He was a professional baseball player, a Democratic state legislator, a Mobile County commissioner and a saloon keeper, and his political career ended in the wreckage of a federal investigation. But before it did, Coy Smith left behind three rules that a fellow commissioner still quoted decades later.
Smith, long dead by 2007, had been a popular and successful local politician of an earlier Mobile until he was tripped up in a federal investigation of the Comprehensive Employment and Training Act program, the federal jobs initiative of the 1970s that funneled public money through local governments and became, in more than one American city, a magnet for scandal.
Whatever his faults, said former County Commissioner Bay Haas, Smith understood how a small governing board actually works, and he was willing to explain it to anyone young enough to listen.
Rule one: never surprise your fellow commissioners
“You have to discuss every single item you bring up in a meeting with every commissioner before the meeting,” Haas said. “This avoids intentional embarrassment of any member.”
On a three-member board, the ambush is the most tempting weapon available and the most corrosive. An item sprung without warning forces colleagues to vote in public without preparation, which is precisely why it is done. Smith’s rule was a peace treaty: no member should ever have to learn about a proposal at the same moment as the audience.
Rule two: never commit your vote
“If someone asks you to support or oppose something, you never commit to support or oppose them,” Haas explained. “You may express favor or opposition, but the action you commit to is to take it up with your fellow commissioners. This encourages discussion and avoids isolating a member.”
The rule sounds like evasion and is actually its opposite. A commissioner who promises a vote in a private conversation has surrendered his judgment before hearing the arguments, and has cut his colleagues out of the decision. A commissioner who promises only to raise the matter with the board has preserved both.

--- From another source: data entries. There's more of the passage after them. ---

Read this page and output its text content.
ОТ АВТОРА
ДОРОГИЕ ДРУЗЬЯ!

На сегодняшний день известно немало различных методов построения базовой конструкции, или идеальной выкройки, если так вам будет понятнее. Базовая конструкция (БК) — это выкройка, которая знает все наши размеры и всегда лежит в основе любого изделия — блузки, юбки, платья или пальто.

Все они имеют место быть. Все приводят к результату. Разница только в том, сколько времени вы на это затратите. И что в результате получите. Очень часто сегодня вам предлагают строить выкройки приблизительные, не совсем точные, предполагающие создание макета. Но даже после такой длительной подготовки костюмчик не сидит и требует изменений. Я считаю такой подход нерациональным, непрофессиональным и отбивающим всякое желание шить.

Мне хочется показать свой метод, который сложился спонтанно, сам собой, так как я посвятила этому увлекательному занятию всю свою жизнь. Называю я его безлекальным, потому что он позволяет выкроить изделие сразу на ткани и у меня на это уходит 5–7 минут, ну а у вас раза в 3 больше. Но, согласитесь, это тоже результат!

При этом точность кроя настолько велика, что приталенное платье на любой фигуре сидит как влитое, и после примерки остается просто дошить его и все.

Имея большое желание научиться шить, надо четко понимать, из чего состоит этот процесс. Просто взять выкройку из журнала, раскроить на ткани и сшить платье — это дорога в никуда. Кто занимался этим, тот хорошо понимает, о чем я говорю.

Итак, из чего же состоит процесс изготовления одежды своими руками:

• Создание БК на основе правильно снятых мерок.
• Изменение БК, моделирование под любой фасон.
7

Rule three: two votes is more than one vote
“What he meant was that no individual commissioner has any authority,” said Haas, who was among the commission’s first Republican members. “All of the power rests in the commission and none in the individual member.”
This is the hardest lesson for anyone who has just won an election. Voters elect a commissioner to do things; the law empowers him to do almost nothing alone. Roads are paved, contracts are let and budgets are adopted by a majority of the body, which in a three-member commission means two people who agree.
Why the rules survived their author
“The rules are really about how any board must operate in order to function effectively,” Haas said. “Coy expressed them with a little more color, and it took me quite a while to fully understand them. While we disagreed more often than not, he was a master in the art of politics.”
The endorsement carried a certain weight because of who was giving it. Haas, a Republican who was preparing to retire in June as executive director of the Mobile Airport Authority, had spent much of his public life on the other side of the aisle from Smith. He had also lived long enough in Mobile County government to know the difference between a politician who wins elections and one who can actually pass something.
A cautionary footnote
The CETA investigation that ended Smith’s career was a reminder that mastery of the art of politics is not the same as mastery of oneself. The program, created by Congress in 1973 to train and employ the jobless, put substantial discretion and federal cash in the hands of local officials, and federal prosecutors across the country eventually followed that money.
Still, the rules outlasted the scandal, passed along as an oral tradition among Mobile County officeholders:
- Never surprise your fellow commissioners. Brief everyone before the meeting.
- Never commit your vote. Commit only to raising the matter with the board.
- Two votes is more than one vote. Power lives in the body, not the member.
They are not a bad summary of how any city council, school board or county commission in south Alabama still functions, or fails to.